A companheira um dos jovens mortos menciona em depoimento registrado pelo MP que Cleverson, um dos mortos na Chacina, não era desconhecido de Thiago Leon, um dos policiais envolvidos. De acordo com o material produzido pelos promotores, ela relata que um ano antes da morte de seu companheiro, em março de 2021, policiais militares invadiram sua residência em busca de Cléverson e, após torturá-lo por algumas horas exigindo-lhe dinheiro, conduziram-no à Delegacia Territorial de Periperi.
Dos Crimes
O Grupo de Atuação Especial Operacional de Segurança Pública – GEOSP/MPE-BA indiciou os PMs envolvidos em dois crimes: homicídio qualificado e abuso de autoridade/adulteração da cena do crime; e individualizando as condutas em dois grupos distintos. O primeiro vinculado aos crimes de homicídio qualificado:
“verifica-se que o delito de homicídio sob comento, praticado pelos denunciados contra as vítimas Cléverson, Alexandre e Patrick foi cometido por motivo torpe, pelo fato de os policiais presumirem que todas as vítimas seriam criminosos da localidade de Gamboa de Baixo e que poderiam agir ofensivamente para matá-los, diante do desvalor de suas vidas, mesmo sem que houvesse qualquer reação armada ou resistência.”

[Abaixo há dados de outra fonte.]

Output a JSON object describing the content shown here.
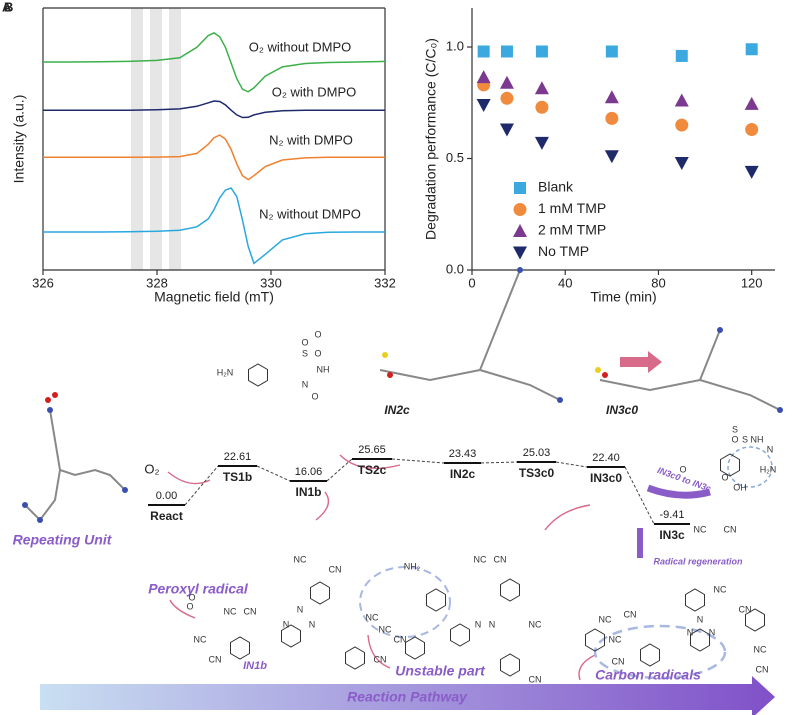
{
  "panel_labels": [
    "A",
    "B"
  ],
  "chart_data": [
    {
      "type": "line",
      "xlabel": "Magnetic field (mT)",
      "ylabel": "Intensity (a.u.)",
      "x": [
        326,
        326.5,
        327,
        327.5,
        328,
        328.4,
        328.7,
        328.9,
        329.0,
        329.1,
        329.2,
        329.3,
        329.4,
        329.5,
        329.6,
        329.7,
        329.9,
        330.2,
        330.6,
        331,
        331.5,
        332
      ],
      "xlim": [
        326,
        332
      ],
      "xticks": [
        326,
        328,
        330,
        332
      ],
      "ylim": [
        0,
        10
      ],
      "series": [
        {
          "name": "O₂ without DMPO",
          "color": "#3cb04a",
          "values": [
            7.94,
            7.94,
            7.95,
            7.96,
            8.0,
            8.1,
            8.5,
            8.95,
            9.05,
            8.9,
            8.5,
            7.9,
            7.3,
            6.9,
            6.8,
            6.95,
            7.4,
            7.75,
            7.88,
            7.92,
            7.94,
            7.96
          ]
        },
        {
          "name": "O₂ with DMPO",
          "color": "#1f2a6b",
          "values": [
            6.1,
            6.1,
            6.1,
            6.1,
            6.12,
            6.15,
            6.25,
            6.38,
            6.45,
            6.43,
            6.3,
            6.1,
            5.92,
            5.82,
            5.83,
            5.92,
            6.02,
            6.08,
            6.1,
            6.1,
            6.1,
            6.1
          ]
        },
        {
          "name": "N₂ with DMPO",
          "color": "#f0802e",
          "values": [
            4.3,
            4.3,
            4.3,
            4.3,
            4.31,
            4.33,
            4.45,
            4.8,
            5.05,
            5.15,
            5.0,
            4.6,
            4.05,
            3.6,
            3.45,
            3.6,
            3.95,
            4.2,
            4.28,
            4.3,
            4.3,
            4.3
          ]
        },
        {
          "name": "N₂ without DMPO",
          "color": "#29a8e0",
          "values": [
            1.45,
            1.45,
            1.45,
            1.46,
            1.48,
            1.52,
            1.65,
            1.95,
            2.3,
            2.75,
            3.05,
            3.13,
            2.8,
            1.9,
            0.9,
            0.25,
            0.6,
            1.15,
            1.38,
            1.44,
            1.45,
            1.45
          ]
        }
      ]
    },
    {
      "type": "scatter",
      "xlabel": "Time (min)",
      "ylabel": "Degradation performance (C/C₀)",
      "x": [
        5,
        15,
        30,
        60,
        90,
        120
      ],
      "xlim": [
        0,
        130
      ],
      "xticks": [
        0,
        40,
        80,
        120
      ],
      "ylim": [
        0,
        1.175
      ],
      "yticks": [
        {
          "value": 0,
          "label": "0.0"
        },
        {
          "value": 0.5,
          "label": "0.5"
        },
        {
          "value": 1,
          "label": "1.0"
        }
      ],
      "legend": "lower left",
      "series": [
        {
          "name": "Blank",
          "color": "#3ba8e0",
          "marker": "square",
          "values": [
            0.98,
            0.98,
            0.98,
            0.98,
            0.96,
            0.99
          ]
        },
        {
          "name": "1 mM TMP",
          "color": "#f08a3c",
          "marker": "circle",
          "values": [
            0.83,
            0.77,
            0.73,
            0.68,
            0.65,
            0.63
          ]
        },
        {
          "name": "2 mM TMP",
          "color": "#7b3a8f",
          "marker": "triangle",
          "values": [
            0.865,
            0.84,
            0.815,
            0.775,
            0.76,
            0.745
          ]
        },
        {
          "name": "No TMP",
          "color": "#1f2a6b",
          "marker": "triangle-down",
          "values": [
            0.74,
            0.63,
            0.57,
            0.51,
            0.48,
            0.44
          ]
        }
      ]
    }
  ],
  "diagram": {
    "levels": [
      {
        "label": "React",
        "energy": "0.00"
      },
      {
        "label": "TS1b",
        "energy": "22.61"
      },
      {
        "label": "IN1b",
        "energy": "16.06"
      },
      {
        "label": "TS2c",
        "energy": "25.65"
      },
      {
        "label": "IN2c",
        "energy": "23.43"
      },
      {
        "label": "TS3c0",
        "energy": "25.03"
      },
      {
        "label": "IN3c0",
        "energy": "22.40"
      },
      {
        "label": "IN3c",
        "energy": "-9.41"
      }
    ],
    "annotations": [
      "O₂",
      "Repeating Unit",
      "Peroxyl radical",
      "IN1b",
      "IN2c",
      "IN3c0",
      "Unstable part",
      "Carbon radicals",
      "Radical regeneration",
      "IN3c0 to IN3c"
    ],
    "atom_labels": [
      "O",
      "S",
      "O",
      "NH",
      "H₂N",
      "N",
      "O",
      "NC",
      "CN",
      "NC",
      "CN",
      "N",
      "N",
      "N",
      "NC",
      "CN",
      "NC",
      "CN",
      "O",
      "O",
      "NH₂",
      "O",
      "S",
      "NH",
      "N",
      "O",
      "OH",
      "H₂N",
      "O",
      "S",
      "O",
      "NC",
      "CN",
      "NC",
      "CN",
      "N",
      "N",
      "NC",
      "CN",
      "NC",
      "CN",
      "NC",
      "CN",
      "NC",
      "CN",
      "NC",
      "CN",
      "NC",
      "CN",
      "N",
      "N",
      "N"
    ],
    "pathway": "Reaction Pathway"
  }
}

Para Wagner Moreira, coordenador do Ideas Assessoria Popular, o GEOSP inova com a tese que qualifica o “motivo torpe ". “Explicitar, qualificar como torpe, a lógica do racismo estrutural que permite o genocidio em curso no país, demonstra que o Ministério Público baiano, não se mantem hermético a décadas de criticas e militância dos diversos setores do movimento negro”, aponta Wagner.
Essa motivação relaciona a prática criminosa ao território. Para Wagner, está “associando duas premissas: a de criminalização do território (‘presumirem que todas as vítimas seriam criminosos da localidade de Gamboa’) e o de racismo (‘ diante do desvalor de suas vidas’). No Brasil a lógica que autoriza o extermínio do ‘outro’ é o racismo estrutural. O corpo negro é visto como de hierarquia inferior, e com menos resguardo juridico/institucional. Não se imagina que ao matar um “corpo branco” no seu habitat natural (um bairro de classe média ou alta) que esse crime vai ficar sem investigação. Mas essa é a regra dos territórios negros em Salvador e no Brasil, como um todo.”, aponta.
O segundo crime vincula todos os quatro policiais, está previsto na Lei dos crimes de abuso de autoridade, vinculado a seu “Art. 23. Inovar artificiosamente, no curso de diligência, de investigação ou de processo, o estado de lugar, de coisa ou de pessoa, com o fim de eximir-se de responsabilidade ou de responsabilizar criminalmente (…)”.